Quid du financement public ?
Concernant les dépenses publiques directes et indirectes, se pose bien entendu la question du financement. Élisabeth Borne dans le communiqué de la réunion de lundi soir, a bien précisé vouloir « demander un peu aux petits et beaucoup aux gros ». Pour garantir de tels investissements, le rapport préconise tout d’abord l’usage de transitions budgétaires, en redéployant des « dépenses brunes » vers des « dépenses vertes ». Ces diverses mesures pourraient permettre, selon le rapport, de dégager entre 10 et 20 milliards d’euros par an.
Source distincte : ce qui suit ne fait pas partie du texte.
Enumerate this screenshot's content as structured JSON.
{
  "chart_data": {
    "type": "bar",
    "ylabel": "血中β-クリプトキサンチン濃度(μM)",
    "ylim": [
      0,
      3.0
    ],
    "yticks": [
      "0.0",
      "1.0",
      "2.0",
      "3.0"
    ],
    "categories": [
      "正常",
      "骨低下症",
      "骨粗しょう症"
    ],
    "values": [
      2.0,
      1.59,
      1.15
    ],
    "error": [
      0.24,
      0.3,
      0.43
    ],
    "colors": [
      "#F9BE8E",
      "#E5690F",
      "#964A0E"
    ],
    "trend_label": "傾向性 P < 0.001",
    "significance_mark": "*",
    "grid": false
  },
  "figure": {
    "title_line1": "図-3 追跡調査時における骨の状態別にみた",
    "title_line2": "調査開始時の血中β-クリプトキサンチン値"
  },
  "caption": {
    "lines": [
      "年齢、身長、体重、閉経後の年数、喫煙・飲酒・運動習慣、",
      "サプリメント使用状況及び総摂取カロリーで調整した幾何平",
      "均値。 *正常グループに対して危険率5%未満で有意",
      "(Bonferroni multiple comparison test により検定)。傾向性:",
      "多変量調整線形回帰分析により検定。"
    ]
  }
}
Mais ces mesures seraient alors insuffisantes, ce qui suppose, dès lors, une hausse des taxes ou la création d’un nouvel impôt. Jean Pisani-Ferry propose dans ce sens la création d’un « Un prélèvement forfaitaire exceptionnel de 5 %, dans une fenêtre de 30 ans », du patrimoine financier des 10 % de Français les plus riches. Selon France Stratégie, la mesure rapporterait 150 milliards d’euros sur 30 ans en précisant que la décille supérieure de la population française dispose de 3 000 milliards d’euros d’actif financier. Ni le ministre de la Transition écologique, Christophe Béchu, ni le président de la Cour des comptes ne semblent d’ailleurs opposés à cette mesure, comme ce dernier l’a indiqué dans un entretien à la matinale de France Inter. Le troisième moyen serait, bien entendu d’emprunter sur les marchés financiers tout en sachant que les taux d’emprunts montent et que la note de la France, c’est à l’évaluation de la capacité de remboursement, a été dégradé par l’agence de notation Fitch passant de AA à AA-.
Et tout cet effort pour…
La véritable difficulté de la mise en place de ces mesures est leur impact réel sur le changement climatique. Comme le note l’ancien commissaire de France Stratégie, la question du réchauffement climatique est un enjeu global qui nécessite une réponse globale. Si un ou plusieurs pays se résignent à faire baisser leurs émissions, sans que cela soit suivi par les autres pays du monde, le bénéfice de ces efforts est inexistant. Or, les émissions de CO2 de l’UE ne représentent que 12,5 % du total mondial, en sachant qu’une part conséquente de la baisse des émissions de l’Europe ces trente dernières années sont le résultat de la désindustrialisation de vieux continent aux dépens de la hausse de celles des pays émergents.